The Chandler short stories are all posted on David Kelleher's
Chandler website. They're all short pieces published in (mostly) Australian fanzines during Chandler's lifetime, often just a single joke inflated into a tale, and definitely minor stuff. But Chandler was never less than fun to read, and they are that.
The Tim Powers piece is a 21,000-word novella published as a limited edition by Subterranean. It arrived in my mail box on the 31st, and I read it before I fell asleep that night. Wonderful, as always for Powers. It's a quasi-ghost story, which gets into issues of existence-negation (again, as in
Three Days to Never.) Powers's writing seems to get more guilt-drenched as time goes on, and many of his recent tales revolve around people trying to evade Final Judgment, through supernatural means. I'm not saying it's getting tedious, but it is getting ever-so-slightly predictable.

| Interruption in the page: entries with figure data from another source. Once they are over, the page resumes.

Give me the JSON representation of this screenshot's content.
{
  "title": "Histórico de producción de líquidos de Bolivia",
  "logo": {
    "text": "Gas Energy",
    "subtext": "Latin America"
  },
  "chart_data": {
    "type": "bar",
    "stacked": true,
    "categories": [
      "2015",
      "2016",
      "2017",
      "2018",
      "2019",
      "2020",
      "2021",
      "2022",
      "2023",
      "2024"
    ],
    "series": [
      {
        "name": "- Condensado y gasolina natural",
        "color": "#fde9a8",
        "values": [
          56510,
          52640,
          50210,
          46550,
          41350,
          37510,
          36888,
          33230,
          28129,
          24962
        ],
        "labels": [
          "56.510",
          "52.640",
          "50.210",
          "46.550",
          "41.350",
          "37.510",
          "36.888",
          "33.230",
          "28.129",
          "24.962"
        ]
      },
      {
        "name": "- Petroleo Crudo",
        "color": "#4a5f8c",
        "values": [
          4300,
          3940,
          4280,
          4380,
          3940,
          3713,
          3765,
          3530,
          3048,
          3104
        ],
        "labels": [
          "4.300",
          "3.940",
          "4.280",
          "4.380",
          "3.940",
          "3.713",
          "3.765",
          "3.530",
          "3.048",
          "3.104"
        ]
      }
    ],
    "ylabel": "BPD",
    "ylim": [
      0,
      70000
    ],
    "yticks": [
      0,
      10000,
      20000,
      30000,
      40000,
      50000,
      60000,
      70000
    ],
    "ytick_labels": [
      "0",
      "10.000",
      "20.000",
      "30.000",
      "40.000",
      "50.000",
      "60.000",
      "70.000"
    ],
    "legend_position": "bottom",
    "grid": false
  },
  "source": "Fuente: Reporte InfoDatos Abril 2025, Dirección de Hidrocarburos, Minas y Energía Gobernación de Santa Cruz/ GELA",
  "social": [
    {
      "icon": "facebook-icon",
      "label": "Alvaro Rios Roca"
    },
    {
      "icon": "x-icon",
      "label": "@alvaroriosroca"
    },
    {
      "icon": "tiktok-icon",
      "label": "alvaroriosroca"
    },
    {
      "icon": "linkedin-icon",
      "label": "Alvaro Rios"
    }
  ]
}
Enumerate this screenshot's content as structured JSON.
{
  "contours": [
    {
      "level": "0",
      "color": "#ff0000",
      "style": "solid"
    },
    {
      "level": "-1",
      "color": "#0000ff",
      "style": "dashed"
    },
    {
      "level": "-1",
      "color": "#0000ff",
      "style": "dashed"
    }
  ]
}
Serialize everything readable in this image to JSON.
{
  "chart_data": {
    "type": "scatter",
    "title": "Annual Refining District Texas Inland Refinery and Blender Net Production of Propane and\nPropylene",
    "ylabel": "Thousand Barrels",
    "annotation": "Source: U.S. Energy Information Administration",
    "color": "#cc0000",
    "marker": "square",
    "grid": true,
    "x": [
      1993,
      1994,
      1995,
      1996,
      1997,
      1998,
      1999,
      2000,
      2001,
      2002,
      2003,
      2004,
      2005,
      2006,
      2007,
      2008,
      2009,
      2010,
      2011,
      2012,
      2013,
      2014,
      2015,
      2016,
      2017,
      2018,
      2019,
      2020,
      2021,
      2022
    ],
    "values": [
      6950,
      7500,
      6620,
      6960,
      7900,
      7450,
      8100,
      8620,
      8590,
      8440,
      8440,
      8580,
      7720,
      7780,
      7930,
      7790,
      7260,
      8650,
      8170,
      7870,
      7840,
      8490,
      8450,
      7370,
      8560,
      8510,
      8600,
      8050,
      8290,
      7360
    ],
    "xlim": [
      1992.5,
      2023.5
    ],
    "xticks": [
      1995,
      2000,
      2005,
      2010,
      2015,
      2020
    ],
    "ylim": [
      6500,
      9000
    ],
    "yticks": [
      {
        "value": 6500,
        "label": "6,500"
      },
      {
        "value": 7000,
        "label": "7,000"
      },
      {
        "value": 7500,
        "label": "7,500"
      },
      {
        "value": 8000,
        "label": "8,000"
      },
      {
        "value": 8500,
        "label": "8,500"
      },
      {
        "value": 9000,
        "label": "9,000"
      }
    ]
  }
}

Strange Highways was my semi-obligatory SF history/criticism for the month. Seems like I've been reading one every month recently. I have lots of issues of Science Fantasy, collected for the Chandler and Thomas Burnett Swann stories they contain. It always seemed like a great magazine, and in
Strange Highways, primary author John Boston has re-read and critiqued every issue of the magazine, which ran from 1950-1967. He points out some forgotten gems in its contents, as well as identifying a lot of very, very forgettable filler junk. I had fun reading this, and look forward to Boston's forthcoming 2-volume read through
New Worlds from roughly the same period.
Read a couple of GNs in January. The TMNT collection (which collects - and colors - three issues of the B&W title from the '90's) started out very strongly; the first issue made me sit up and take notice of the Turtles for the first time. Alas, the sequel duology that completes the collection was an incoherent mess. For a few minutes there, I thought I was going to turn into a TMNT fan. But I dodged that bullet.
The Howard Cruse collection was great stuff, mostly a collection of Cruse's strips from
Gay Comix in the '80's, supplemented by other one-off pieces from the '70's through the '00's I really love Cruse'e drawing and lay-outs, and his stories always had something to say, and say it in a clever and literate way. A neglected genius, if you ask me.